Vieles hängt nicht von mir alleine ab, es spielen so viele andere Menschen und Faktoren eine Rolle und ich kann mich darauf verlassen, dass ich nichts alleine machen muss, wenn ich das nicht will. Und genau deswegen, mit diesem Wissen im Hinterkopf, probiere ich auch nicht mehr viel alleine aus. Löse Probleme nicht selbstständig, sondern frage immer erst andere nach ihrer Meinung. Ich war so viel eigenständiger, als ich allein unterwegs war, und gerade dadurch habe ich mich auch mehr so gefühlt, als würde ich richtig leben. Mein eigenes Leben leben. Zu Hause lebe ich nicht nur mein eigenes Leben, sondern bin auch ein Teil vom Leben anderer und habe dabei gewisse Rollen zu erfüllen. Sei es als Freundin, als Tochter, als Arbeitnehmerin. Ich kann mich nicht mehr nur nach meinen eigenen Bedürfnissen richten, aber seit ich einmal auf den Geschmack gekommen bin, wie es ist, nur für sich selbst zu leben, ist es so schwierig, diesen Geschmack wieder zu vergessen. Fühlt sich so Egoismus an? Und sollte es nicht eigentlich in unserem Leben um Gemeinschaft, Gesellschaft, das gemeinsame Teilen gehen? 

Bin ich durch meine Reise egoistisch geworden? Das kann ich nicht wirklich beantworten, wäre aber durchaus möglich. Kann aber auch sein, dass ich durch meine Reise erst gemerkt habe, dass ich selbst auch zähle, dass ich selbst auch ein Recht darauf habe, meine eigenen Bedürfnisse mal an erste Stelle zu stellen und nicht immer nur die der anderen. Denn vor meiner Reise war ich eine ziemliche Anti-Egoistin (gibt es das Wort überhaupt?), habe immer alles für andere getan und selten etwas für mich selbst. Vielleicht nehme ich mir auch deshalb jetzt das Recht raus, zu sagen: Mir reicht es. Jetzt komme ich. Dadurch bin ich für meine Freunde etwas ungemütlicher geworden, als ich es früher war. Die müssen sich jetzt erstmal an die neue, fordernde Rika gewöhnen, die armen. Vermutlich lassen sie mich nie wieder weg; wer weiß, mit welchen Ansichten ich sonst wieder zurückkomme.

Meine Hoffnung ist, dass sich mit meinem kommenden Auszug meine Prioritäten noch einmal verschieben und ich dann sowohl wieder besser auf andere, als auch auf mich selbst eingehen kann, damit ich nicht wirklich eines Tages alles hinschmeiße und nur noch in der Weltgeschichte unterwegs bin, weil ich einfach die Schnauze voll habe. Wie kann einen ein einziges Erlebnis nur so sehr prägen? Manchmal frage ich mich echt, ob ich nicht bloß übergeschnappt bin oder dort drüben möglicherweise vom Blitz getroffen wurde und eine Erleuchtung hatte, aber so etwas würde man doch wissen.
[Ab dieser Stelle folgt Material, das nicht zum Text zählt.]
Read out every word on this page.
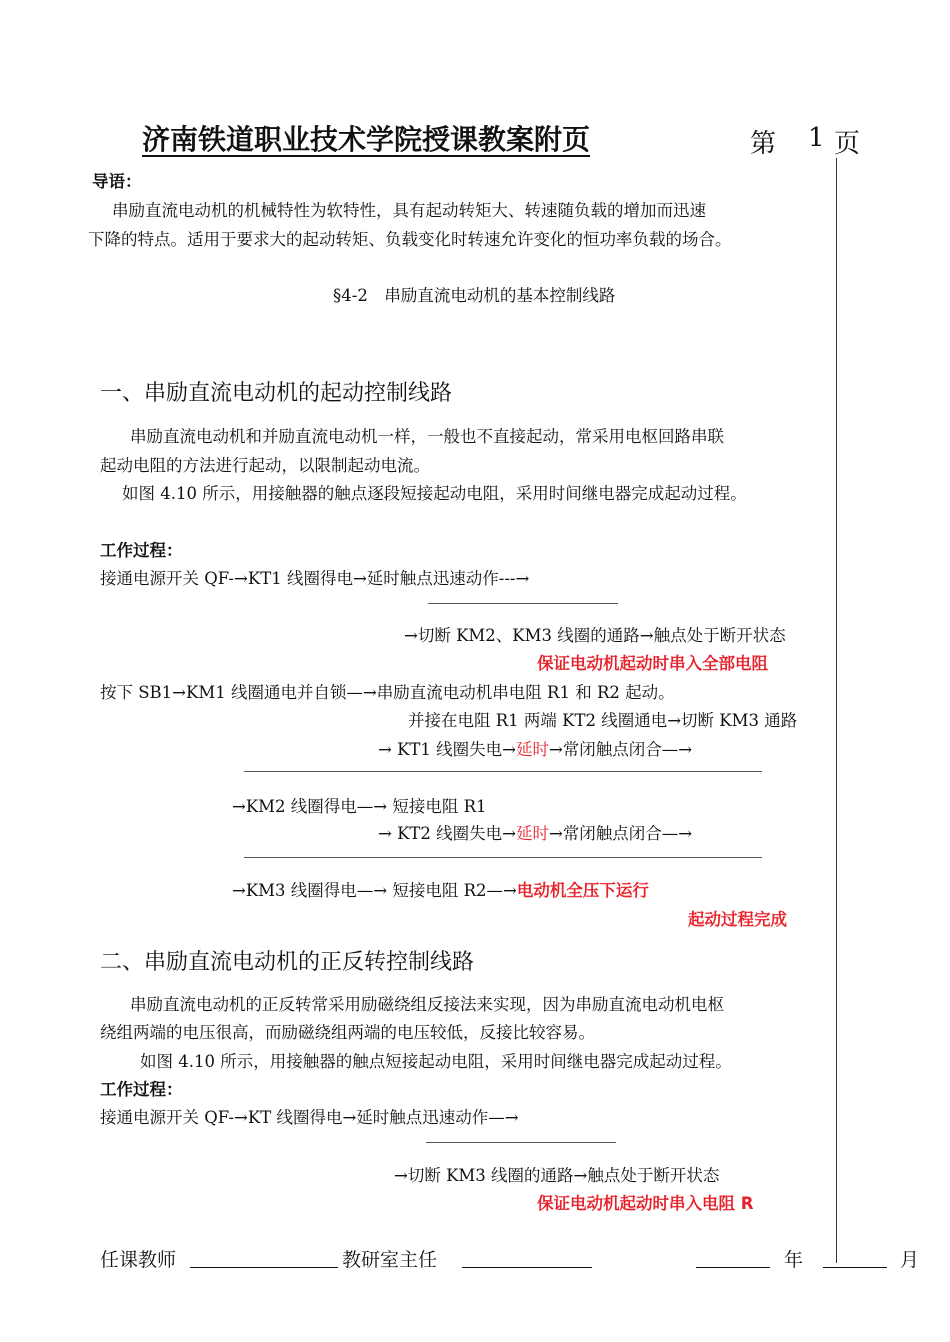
济南铁道职业技术学院授课教案附页	第 1 页
导语：
串励直流电动机的机械特性为软特性，具有起动转矩大、转速随负载的增加而迅速
下降的特点。适用于要求大的起动转矩、负载变化时转速允许变化的恒功率负载的场合。
§4-2　串励直流电动机的基本控制线路
一、串励直流电动机的起动控制线路
串励直流电动机和并励直流电动机一样，一般也不直接起动，常采用电枢回路串联
起动电阻的方法进行起动，以限制起动电流。
如图 4.10 所示，用接触器的触点逐段短接起动电阻，采用时间继电器完成起动过程。
工作过程：
接通电源开关 QF-→KT1 线圈得电→延时触点迅速动作---→
→切断 KM2、KM3 线圈的通路→触点处于断开状态
保证电动机起动时串入全部电阻
按下 SB1→KM1 线圈通电并自锁—→串励直流电动机串电阻 R1 和 R2 起动。
并接在电阻 R1 两端 KT2 线圈通电→切断 KM3 通路
→ KT1 线圈失电→延时→常闭触点闭合—→
→KM2 线圈得电—→ 短接电阻 R1
→ KT2 线圈失电→延时→常闭触点闭合—→
→KM3 线圈得电—→ 短接电阻 R2—→电动机全压下运行
起动过程完成
二、串励直流电动机的正反转控制线路
串励直流电动机的正反转常采用励磁绕组反接法来实现，因为串励直流电动机电枢
绕组两端的电压很高，而励磁绕组两端的电压较低，反接比较容易。
如图 4.10 所示，用接触器的触点短接起动电阻，采用时间继电器完成起动过程。
工作过程：
接通电源开关 QF-→KT 线圈得电→延时触点迅速动作—→
→切断 KM3 线圈的通路→触点处于断开状态
保证电动机起动时串入电阻 R
任课教师	教研室主任	年	月
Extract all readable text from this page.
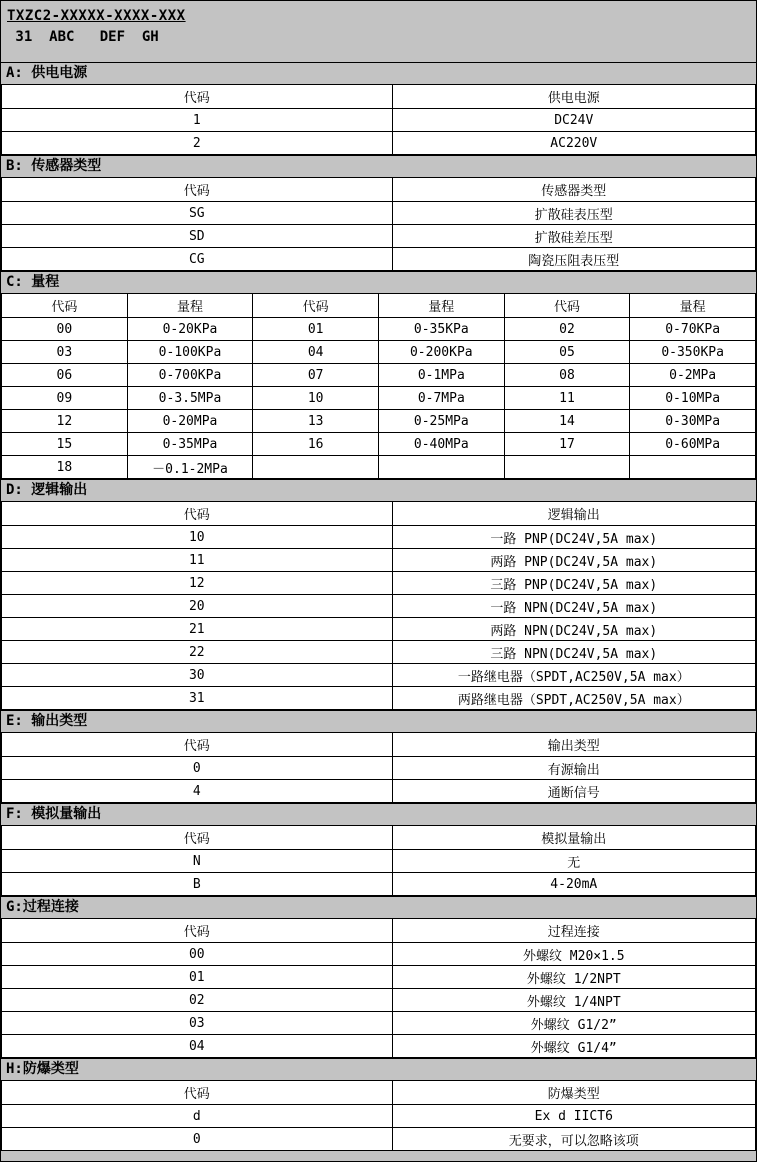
TXZC2-XXXXX-XXXX-XXX
31  ABC   DEF  GH
A: 供电电源
代码	供电电源
1	DC24V
2	AC220V
B: 传感器类型
代码	传感器类型
SG	扩散硅表压型
SD	扩散硅差压型
CG	陶瓷压阻表压型
C: 量程
代码	量程	代码	量程	代码	量程
00	0-20KPa	01	0-35KPa	02	0-70KPa
03	0-100KPa	04	0-200KPa	05	0-350KPa
06	0-700KPa	07	0-1MPa	08	0-2MPa
09	0-3.5MPa	10	0-7MPa	11	0-10MPa
12	0-20MPa	13	0-25MPa	14	0-30MPa
15	0-35MPa	16	0-40MPa	17	0-60MPa
18	－0.1-2MPa				
D: 逻辑输出
代码	逻辑输出
10	一路 PNP(DC24V,5A max)
11	两路 PNP(DC24V,5A max)
12	三路 PNP(DC24V,5A max)
20	一路 NPN(DC24V,5A max)
21	两路 NPN(DC24V,5A max)
22	三路 NPN(DC24V,5A max)
30	一路继电器（SPDT,AC250V,5A max）
31	两路继电器（SPDT,AC250V,5A max）
E: 输出类型
代码	输出类型
0	有源输出
4	通断信号
F: 模拟量输出
代码	模拟量输出
N	无
B	4-20mA
G:过程连接
代码	过程连接
00	外螺纹 M20×1.5
01	外螺纹 1/2NPT
02	外螺纹 1/4NPT
03	外螺纹 G1/2”
04	外螺纹 G1/4”
H:防爆类型
代码	防爆类型
d	Ex d IICT6
0	无要求，可以忽略该项
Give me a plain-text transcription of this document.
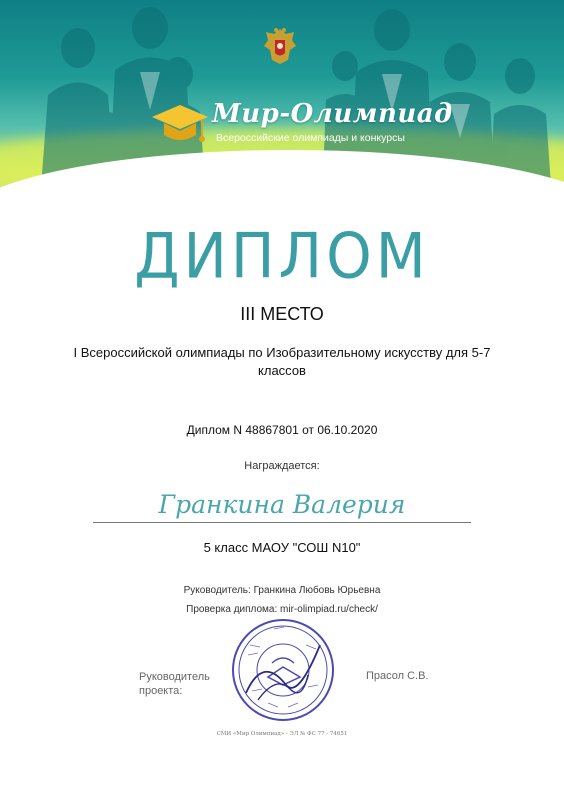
Мир-Олимпиад
Всероссийские олимпиады и конкурсы
ДИПЛОМ
III МЕСТО
I Всероссийской олимпиады по Изобразительному искусству для 5-7 классов
Диплом N 48867801 от 06.10.2020
Награждается:
Гранкина Валерия
5 класс МАОУ "СОШ N10"
Руководитель: Гранкина Любовь Юрьевна
Проверка диплома: mir-olimpiad.ru/check/
Руководитель проекта:
Прасол С.В.
СМИ «Мир Олимпиад» - ЭЛ № ФС 77 - 74651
Oder?

Jedenfalls würde es mich nach dieser kleinen Selbstanalyse sehr interessieren, wie es denn bei euch aussieht. In euch aussieht. Fühlt ihr euch frei zu sein, wie ihr sein wollt? 

Fühlt ihr euch, als seid ihr? 



Das nächste Kapitel wird übrigens sehr politisch, also falls sich jetzt jemand gedacht hat, kann die nicht auch mal über etwas anderes reden als ihre olle Reise, der kann sich schon darauf freuen. Allerdings steht am Wochenende mein Umzug an und dann muss ich dort erst mal meine tausend Tassen, Socken und Unterhosen einräumen, aber wenn das erledigt ist und ich genug recherchiert habe, um euch keinen Unfug zu erzählen, hört ihr wieder von mir. Bisher habe ich meinen Tag übrigens ausschließlich im Schlafanzug verbracht; wie sieht's bei euch aus? Geht bei euch mehr ab? Irgendwelche spannenden News, die ihr mit mir teilen wollt?